Kembali menumpahkan sesuatu dengan harapan kiranya bisa menjadi sesuatu yang bermakna dan berharga di lain waktu. Aku pulang, dalam keterpaksaan dalam kesakitan, dalam ketidakrelaan, menyerah pada keadaan. Tadinya, ingin ku tahankan rasa sakit yang meradang pada pipi ini, pada gusi ini, yang harus menderita sedemikian sehingga karena gigi geraham belakang yang terus menerus memaksa untuk keluar melihat peradaban dunia seperti apa rupanya.

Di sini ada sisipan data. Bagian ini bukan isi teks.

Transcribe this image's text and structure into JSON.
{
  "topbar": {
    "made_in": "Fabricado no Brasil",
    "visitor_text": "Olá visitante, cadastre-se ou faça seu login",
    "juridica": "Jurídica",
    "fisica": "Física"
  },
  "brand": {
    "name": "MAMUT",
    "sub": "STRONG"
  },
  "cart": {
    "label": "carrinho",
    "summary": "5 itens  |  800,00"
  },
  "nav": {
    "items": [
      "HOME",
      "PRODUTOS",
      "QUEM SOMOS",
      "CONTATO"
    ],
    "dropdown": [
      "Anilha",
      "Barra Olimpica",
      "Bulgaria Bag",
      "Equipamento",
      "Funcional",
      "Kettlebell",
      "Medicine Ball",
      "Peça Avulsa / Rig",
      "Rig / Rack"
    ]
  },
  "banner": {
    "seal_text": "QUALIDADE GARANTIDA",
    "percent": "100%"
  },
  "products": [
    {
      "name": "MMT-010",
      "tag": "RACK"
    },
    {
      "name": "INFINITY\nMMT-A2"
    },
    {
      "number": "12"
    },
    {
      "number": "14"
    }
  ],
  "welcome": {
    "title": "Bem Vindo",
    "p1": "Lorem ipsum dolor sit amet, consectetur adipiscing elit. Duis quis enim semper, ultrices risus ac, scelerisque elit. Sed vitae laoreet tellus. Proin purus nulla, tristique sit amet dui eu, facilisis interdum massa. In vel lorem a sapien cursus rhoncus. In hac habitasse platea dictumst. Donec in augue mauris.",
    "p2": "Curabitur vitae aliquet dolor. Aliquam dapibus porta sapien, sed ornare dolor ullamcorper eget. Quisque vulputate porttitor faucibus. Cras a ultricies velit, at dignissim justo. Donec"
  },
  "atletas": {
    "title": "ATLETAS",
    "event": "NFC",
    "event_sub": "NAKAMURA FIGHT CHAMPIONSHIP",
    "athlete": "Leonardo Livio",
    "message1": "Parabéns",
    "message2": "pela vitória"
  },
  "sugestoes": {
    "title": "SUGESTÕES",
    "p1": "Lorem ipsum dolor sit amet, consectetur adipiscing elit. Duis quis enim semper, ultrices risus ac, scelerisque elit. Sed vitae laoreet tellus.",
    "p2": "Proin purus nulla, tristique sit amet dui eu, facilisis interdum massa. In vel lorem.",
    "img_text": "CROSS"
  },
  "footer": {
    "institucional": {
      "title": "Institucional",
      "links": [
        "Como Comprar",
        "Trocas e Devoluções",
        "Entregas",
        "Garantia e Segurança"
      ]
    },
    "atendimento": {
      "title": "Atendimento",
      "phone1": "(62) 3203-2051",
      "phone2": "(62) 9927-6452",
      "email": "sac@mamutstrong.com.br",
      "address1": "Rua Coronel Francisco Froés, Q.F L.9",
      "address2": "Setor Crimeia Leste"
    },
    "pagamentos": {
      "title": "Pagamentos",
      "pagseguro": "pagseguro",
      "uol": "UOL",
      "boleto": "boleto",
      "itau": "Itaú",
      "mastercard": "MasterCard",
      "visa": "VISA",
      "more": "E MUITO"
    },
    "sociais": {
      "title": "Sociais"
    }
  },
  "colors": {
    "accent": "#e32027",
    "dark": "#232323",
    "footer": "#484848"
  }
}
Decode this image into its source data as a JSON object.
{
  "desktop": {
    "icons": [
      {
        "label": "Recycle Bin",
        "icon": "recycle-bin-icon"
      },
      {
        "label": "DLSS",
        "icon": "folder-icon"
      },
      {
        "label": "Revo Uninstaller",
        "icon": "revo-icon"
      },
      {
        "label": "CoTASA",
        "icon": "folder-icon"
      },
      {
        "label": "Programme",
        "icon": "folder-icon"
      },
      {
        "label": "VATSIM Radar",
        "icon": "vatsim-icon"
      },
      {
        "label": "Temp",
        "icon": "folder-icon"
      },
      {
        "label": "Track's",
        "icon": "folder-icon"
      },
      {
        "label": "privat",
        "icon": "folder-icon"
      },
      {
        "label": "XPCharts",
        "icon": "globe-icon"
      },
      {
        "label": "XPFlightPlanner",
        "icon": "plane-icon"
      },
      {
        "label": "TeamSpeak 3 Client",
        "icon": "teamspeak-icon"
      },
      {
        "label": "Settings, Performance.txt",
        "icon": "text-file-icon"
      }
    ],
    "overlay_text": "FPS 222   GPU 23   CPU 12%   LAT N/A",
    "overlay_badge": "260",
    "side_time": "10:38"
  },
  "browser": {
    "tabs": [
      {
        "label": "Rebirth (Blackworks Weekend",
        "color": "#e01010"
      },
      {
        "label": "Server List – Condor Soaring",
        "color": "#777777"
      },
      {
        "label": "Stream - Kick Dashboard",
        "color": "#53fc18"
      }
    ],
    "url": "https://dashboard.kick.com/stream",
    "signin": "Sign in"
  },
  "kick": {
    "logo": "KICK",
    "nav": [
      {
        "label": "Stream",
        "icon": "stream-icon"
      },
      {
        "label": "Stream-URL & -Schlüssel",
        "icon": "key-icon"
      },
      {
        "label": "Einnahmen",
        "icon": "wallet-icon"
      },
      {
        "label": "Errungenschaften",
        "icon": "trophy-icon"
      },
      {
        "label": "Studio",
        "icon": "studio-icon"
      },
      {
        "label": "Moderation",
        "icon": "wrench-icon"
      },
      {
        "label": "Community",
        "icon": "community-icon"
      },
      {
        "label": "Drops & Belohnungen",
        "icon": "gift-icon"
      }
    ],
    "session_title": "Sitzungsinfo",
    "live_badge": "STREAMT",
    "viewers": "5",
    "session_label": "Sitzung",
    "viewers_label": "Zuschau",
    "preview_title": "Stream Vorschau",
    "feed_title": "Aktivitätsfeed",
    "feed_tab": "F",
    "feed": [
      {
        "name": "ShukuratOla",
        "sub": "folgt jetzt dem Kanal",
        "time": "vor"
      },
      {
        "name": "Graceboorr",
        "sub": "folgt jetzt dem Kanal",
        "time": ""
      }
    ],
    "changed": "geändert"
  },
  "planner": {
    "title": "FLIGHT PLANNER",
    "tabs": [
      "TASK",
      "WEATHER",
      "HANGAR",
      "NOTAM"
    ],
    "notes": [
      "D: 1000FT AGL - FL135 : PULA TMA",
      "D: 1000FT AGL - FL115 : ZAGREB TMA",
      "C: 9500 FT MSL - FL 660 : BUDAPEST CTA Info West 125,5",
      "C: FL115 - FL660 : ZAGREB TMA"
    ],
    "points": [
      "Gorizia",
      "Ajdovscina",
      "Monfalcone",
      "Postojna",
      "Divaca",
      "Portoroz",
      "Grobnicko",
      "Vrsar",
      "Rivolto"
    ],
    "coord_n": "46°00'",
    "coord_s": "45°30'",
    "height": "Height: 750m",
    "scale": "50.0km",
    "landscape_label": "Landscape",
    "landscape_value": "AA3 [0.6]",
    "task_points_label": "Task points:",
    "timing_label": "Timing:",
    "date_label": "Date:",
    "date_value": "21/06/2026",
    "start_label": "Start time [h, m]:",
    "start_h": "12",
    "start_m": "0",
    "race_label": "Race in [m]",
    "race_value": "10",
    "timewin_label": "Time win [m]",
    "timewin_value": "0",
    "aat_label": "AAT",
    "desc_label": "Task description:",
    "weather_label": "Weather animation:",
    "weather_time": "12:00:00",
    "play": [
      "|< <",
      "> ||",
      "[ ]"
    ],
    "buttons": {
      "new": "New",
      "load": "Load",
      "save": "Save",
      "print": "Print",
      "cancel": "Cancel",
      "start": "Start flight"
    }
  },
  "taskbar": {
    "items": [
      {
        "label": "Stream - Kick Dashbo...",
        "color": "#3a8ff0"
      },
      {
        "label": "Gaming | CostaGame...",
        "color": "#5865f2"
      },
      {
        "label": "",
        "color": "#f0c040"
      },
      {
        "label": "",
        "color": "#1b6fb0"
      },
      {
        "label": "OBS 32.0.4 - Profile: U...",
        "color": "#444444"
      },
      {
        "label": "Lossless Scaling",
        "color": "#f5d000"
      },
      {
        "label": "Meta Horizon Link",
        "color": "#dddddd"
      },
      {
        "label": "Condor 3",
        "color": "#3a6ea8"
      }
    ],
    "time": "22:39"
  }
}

Normalnya, sudah bukan waktunya aku untuk terus tumbuh dan berkembang, apalagi untuk urusan gigi geraham belakang. Tapi apa mau dikata, Allah sudah gariskan. Hanya bisa menitikkan air mata dalam diam, menahan rasa sakit yang menjalar hingga ke kepala. Ingin memberitahu orang tua, ah kurang ajar sekali rasanya. Ketika bahagia entah berada dimana kalbu ini saat itu, tapi manakala sakit mendera yang kuingat hanyalah ibu, ya hanya ibu dan jatuhlah air mata kala itu.
Entah mengapa, tak berapa lama selepas menemui Nya, telepon genggam itu berbunyi, melongok sejenak, meninggalkan sajadah tua milik ayah, ternyata ibu yang mencoba menghubungi. Ingin berbohong, manakala ibu bertanya ’ade sehat?’, tidak tega rasanya bila berkata sembari merengek manja ’ade lagi sakit bu’, tapi hati mengurungkan niat itu, niat untuk mengadu.
Ada ikatan batin antara ibu dengan anak yang ia kandung selama 9 bln 10 hari sampai bertaruh nyawa dalam melahirkannya. Ya, ibu tahu bahwa anaknya sedang dalam keadaan yang tidak baik-baik saja. Lama, akhirnya mengakui juga, bahwasannya aku sedang berada dalam keadaan tidak baik-baik saja. Ibu memerintahkan aku untuk segera pulang.
Awalnya, alasan-alasan dikemukakan, alasan agar aku tidak perlu pulang, ibu menerima, tapi itu hanya berlaku di awal. Paginya, ketika waktu sahur tiba, telepon genggam kembali berbunyi kencang, ibu kembali bertanya ’bagaimana giginya? Sudah sahur belum?’ ku katakan aku tidak biasa makan sahur, sistem pencernaan ini tidak mau kompromi soal itu’ perkara gigi, masih belum sembuh hingga saat ini. Begitu kira-kira jelas ku pada ibu.
Akhirnya, ibu benar-benar memaksa, tidak ada toleransi lagi, ibu meminta aku segera pulang ke rumah, mengobati pipi yang semakin lama semakin gembul saja karena ulah si gusi yang tidak juga mau kompromi.